How would you feel if, after spending millions of dollars producing a high-resolution movie trailer or music video, you discovered the majority of its viewers saw only a tiny, rather blurry version of it?
That’s a scenario faced by numerous entertainment companies that are compelled to deploy video assets online. Film studios, recording labels and TV networks can no longer afford to ignore the online demographic, and in fact are allocating more money to interactive campaigns than ever before. But even as broadband adoption slogs ahead, entertainment companies often have very little control over how their content is viewed online.
Among the companies vying to address this problem is software developer Maven Networks. Maven has launched a platform that proposes to greatly improve video quality, while boosting the interactivity possible with the Web medium. The company’s offering, which launched last month with several big media clients, is a downloadable application designed to integrate full-screen “DVD-quality” video with high levels of user engagement, including e-commerce functions.
“In our conversations with agencies, it’s become clear that major brands do not want to put their video into something small and jagged,” said Maven CEO Hilmi Ozguc. “Streaming isn’t bad, but it doesn’t work well with full-screen video, and it’s not interactive.”
“People with broadband connections want better video and audio,” Hilmi added.
Ozguc says Maven’s platform can fulfill the needs of both the agencies that rep entertainment brands and the consumers with underused broadband connections.
But first the 30-employee company must overcome the ordinary Internet user’s reticence to download unfamiliar desktop applications.
Ozguc says this won’t be a problem. He believes most broadband users will readily accept a 10-second download to access quality video on their PCs, especially if the download is offered through a trusted media brand. Only time will tell if he’s right, but the potential obstacle isn’t stopping several clients from jumping onboard with the platform, among them Virgin Records, Twentieth Century Fox and National Geographic.
Rich Media, Then and Now
A two-year-old company that just launched officially last month, Maven has its roots in Ozguc’s early experience as co-founder and CEO of Narrative Communications, which eventually became Enliven.
“That was very much a dial-up world, and the best we could hope for was to bring animation to banner ads,” he said. “The Holy Grail since then has been to combine high quality video with the interactivity of the Web, and I believe we’re getting close to that.”
Well, we’re certainly closer than we were. Maven’s current and upcoming client deployments are impressive, bringing higher measures of both quality and interactivity than has previously been found in Internet-downloaded video.
This is evident in Virgin Records’ recent use of the Maven System to promote recording artist Ben Harper‘s new video for the song, “Diamonds on the Inside.”
To draw attention to the offering, Virgin dropped a mass mailing to opted-in Ben Harper fans and VH1 sent out one of its own. The email campaigns, and Ben Harper’s own Web site, encourage fans to download the broadband version of the video.

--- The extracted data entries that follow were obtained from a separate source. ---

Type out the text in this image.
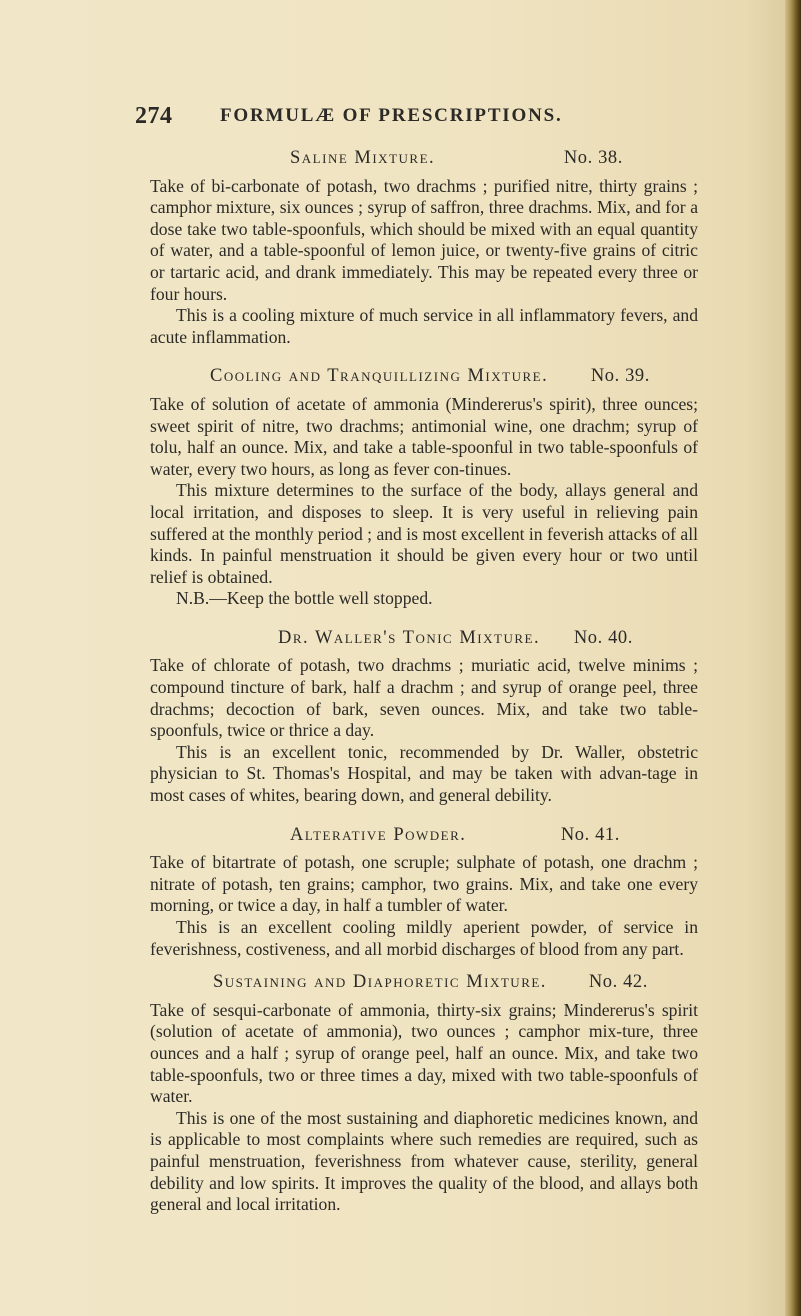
274	FORMULÆ OF PRESCRIPTIONS.
Saline Mixture.	No. 38.

Take of bi-carbonate of potash, two drachms ; purified nitre, thirty grains ; camphor mixture, six ounces ; syrup of saffron, three drachms. Mix, and for a dose take two table-spoonfuls, which should be mixed with an equal quantity of water, and a table-spoonful of lemon juice, or twenty-five grains of citric or tartaric acid, and drank immediately. This may be repeated every three or four hours.

This is a cooling mixture of much service in all inflammatory fevers, and acute inflammation.

Cooling and Tranquillizing Mixture. No. 39.

Take of solution of acetate of ammonia (Mindererus's spirit), three ounces; sweet spirit of nitre, two drachms; antimonial wine, one drachm; syrup of tolu, half an ounce. Mix, and take a table-spoonful in two table-spoonfuls of water, every two hours, as long as fever con-tinues.

This mixture determines to the surface of the body, allays general and local irritation, and disposes to sleep. It is very useful in relieving pain suffered at the monthly period ; and is most excellent in feverish attacks of all kinds. In painful menstruation it should be given every hour or two until relief is obtained.

N.B.—Keep the bottle well stopped.

Dr. Waller's Tonic Mixture. No. 40.

Take of chlorate of potash, two drachms ; muriatic acid, twelve minims ; compound tincture of bark, half a drachm ; and syrup of orange peel, three drachms; decoction of bark, seven ounces. Mix, and take two table-spoonfuls, twice or thrice a day.

This is an excellent tonic, recommended by Dr. Waller, obstetric physician to St. Thomas's Hospital, and may be taken with advan-tage in most cases of whites, bearing down, and general debility.

Alterative Powder.	No. 41.

Take of bitartrate of potash, one scruple; sulphate of potash, one drachm ; nitrate of potash, ten grains; camphor, two grains. Mix, and take one every morning, or twice a day, in half a tumbler of water.

This is an excellent cooling mildly aperient powder, of service in feverishness, costiveness, and all morbid discharges of blood from any part.

Sustaining and Diaphoretic Mixture. No. 42.

Take of sesqui-carbonate of ammonia, thirty-six grains; Mindererus's spirit (solution of acetate of ammonia), two ounces ; camphor mix-ture, three ounces and a half ; syrup of orange peel, half an ounce. Mix, and take two table-spoonfuls, two or three times a day, mixed with two table-spoonfuls of water.

This is one of the most sustaining and diaphoretic medicines known, and is applicable to most complaints where such remedies are required, such as painful menstruation, feverishness from whatever cause, sterility, general debility and low spirits. It improves the quality of the blood, and allays both general and local irritation.
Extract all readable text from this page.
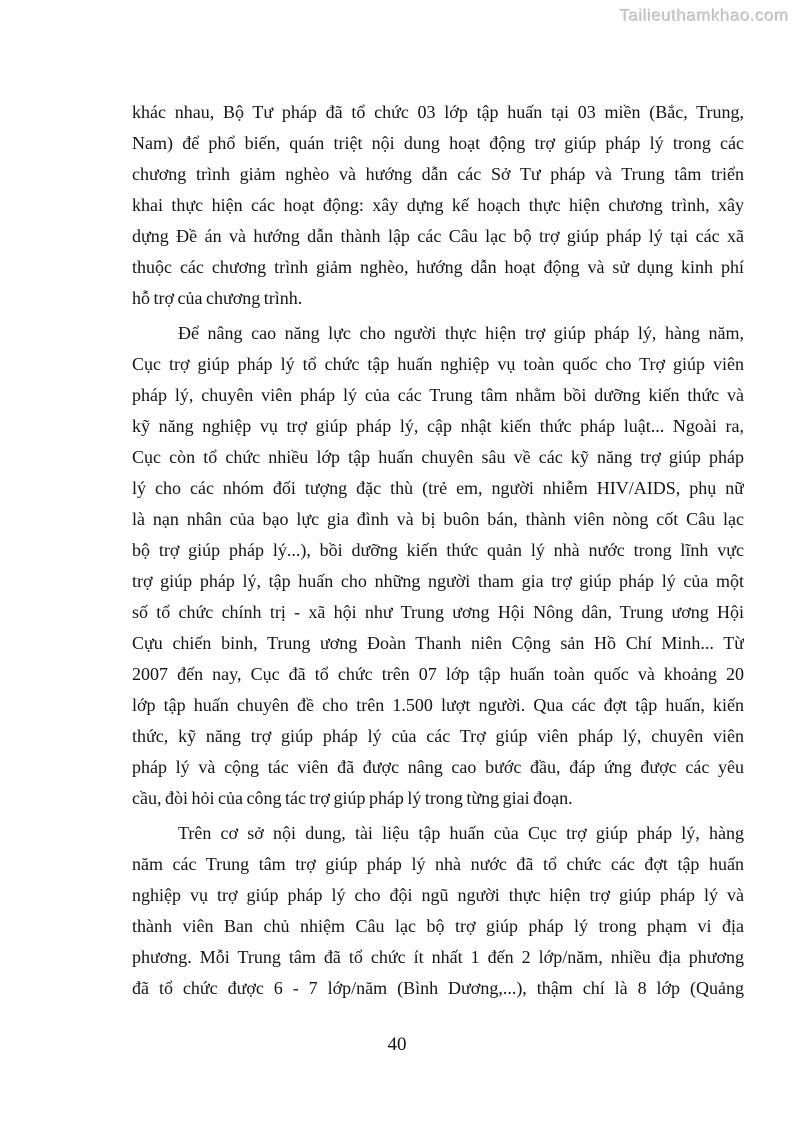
Tailieuthamkhao.com
khác nhau, Bộ Tư pháp đã tổ chức 03 lớp tập huấn tại 03 miền (Bắc, Trung,
Nam) để phổ biến, quán triệt nội dung hoạt động trợ giúp pháp lý trong các
chương trình giảm nghèo và hướng dẫn các Sở Tư pháp và Trung tâm triển
khai thực hiện các hoạt động: xây dựng kế hoạch thực hiện chương trình, xây
dựng Đề án và hướng dẫn thành lập các Câu lạc bộ trợ giúp pháp lý tại các xã
thuộc các chương trình giảm nghèo, hướng dẫn hoạt động và sử dụng kinh phí
hỗ trợ của chương trình.
Để nâng cao năng lực cho người thực hiện trợ giúp pháp lý, hàng năm,
Cục trợ giúp pháp lý tổ chức tập huấn nghiệp vụ toàn quốc cho Trợ giúp viên
pháp lý, chuyên viên pháp lý của các Trung tâm nhằm bồi dưỡng kiến thức và
kỹ năng nghiệp vụ trợ giúp pháp lý, cập nhật kiến thức pháp luật... Ngoài ra,
Cục còn tổ chức nhiều lớp tập huấn chuyên sâu về các kỹ năng trợ giúp pháp
lý cho các nhóm đối tượng đặc thù (trẻ em, người nhiễm HIV/AIDS, phụ nữ
là nạn nhân của bạo lực gia đình và bị buôn bán, thành viên nòng cốt Câu lạc
bộ trợ giúp pháp lý...), bồi dưỡng kiến thức quản lý nhà nước trong lĩnh vực
trợ giúp pháp lý, tập huấn cho những người tham gia trợ giúp pháp lý của một
số tổ chức chính trị - xã hội như Trung ương Hội Nông dân, Trung ương Hội
Cựu chiến binh, Trung ương Đoàn Thanh niên Cộng sản Hồ Chí Minh... Từ
2007 đến nay, Cục đã tổ chức trên 07 lớp tập huấn toàn quốc và khoảng 20
lớp tập huấn chuyên đề cho trên 1.500 lượt người. Qua các đợt tập huấn, kiến
thức, kỹ năng trợ giúp pháp lý của các Trợ giúp viên pháp lý, chuyên viên
pháp lý và cộng tác viên đã được nâng cao bước đầu, đáp ứng được các yêu
cầu, đòi hỏi của công tác trợ giúp pháp lý trong từng giai đoạn.
Trên cơ sở nội dung, tài liệu tập huấn của Cục trợ giúp pháp lý, hàng
năm các Trung tâm trợ giúp pháp lý nhà nước đã tổ chức các đợt tập huấn
nghiệp vụ trợ giúp pháp lý cho đội ngũ người thực hiện trợ giúp pháp lý và
thành viên Ban chủ nhiệm Câu lạc bộ trợ giúp pháp lý trong phạm vi địa
phương. Mỗi Trung tâm đã tổ chức ít nhất 1 đến 2 lớp/năm, nhiều địa phương
đã tổ chức được 6 - 7 lớp/năm (Bình Dương,...), thậm chí là 8 lớp (Quảng
40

On top of this, Virgin used the Maven platform to create a noteworthy viral incentives program. For every five friends to which each user forwards the video, the system unlocks a new audio single. The singles are, for the time being, exclusive to the Maven platform. Ozguc said the video’s sky-high forward rate owes everything to that feature.
Unfortunately, Ozguc was forbidden by Virgin from sharing download statistics, so it’s impossible to know how well the pitch went over with the broadband crowd Maven’s counting on for its success.
Twentieth Century Fox is using the platform to promote its upcoming epic adventure, “Master and Commander: The Far Side of the World,” starring Russell Crowe. The studio’s campaign with Maven begins by letting users download a full-screen trailer, which is then followed with features such as behind-the-scenes video clips and interviews with the film’s crew and talent.
The “Master and Commander” offering will include an e-commerce component as well, allowing users to order movie tickets within the trailer. It’s a way of bringing an element of tailored direct marketing into the mostly branding-driven process of promoting films. Should Maven’s platform take off, film studios may soon have a way to reach out to its repeat customers on a one-to-one basis.
“Something like $30 million is spent promoting every major motion picture release, and that money is used to acquire the same customer over and over again,” Ozguc said.
“Combining commerce into marketing campaigns was a very important consideration when we designed the system,” he added. “The whole idea is to make the ticket buying experience seamless and as simple as one click, so you can take advantage of people looking at the promotion.”
Maven faced several challenges building interactivity into a full-screen video interface. One issue was how to deploy features such as ticket sales and viral incentives without interrupting the video experience.
The solution for Maven lay in using semi-transparent overlays that allow people to interact while they’re still watching the video.
Other challenges included building measurement and tracking capabilities, as well as a digital rights management system that would allow viral sharing of video, but prevent users from burning it to a CD.
Ozguc says the Maven platform will eventually serve companies in sectors other than media and entertainment, and he points to BMW Films as an example of how it could be used in the automotive sector. However, it difficult to imagine how this would work with any but the most extravagant of viral campaigns. After all, most consumers are not terribly interested in the video assets of vacuum manufacturers or cellular carriers.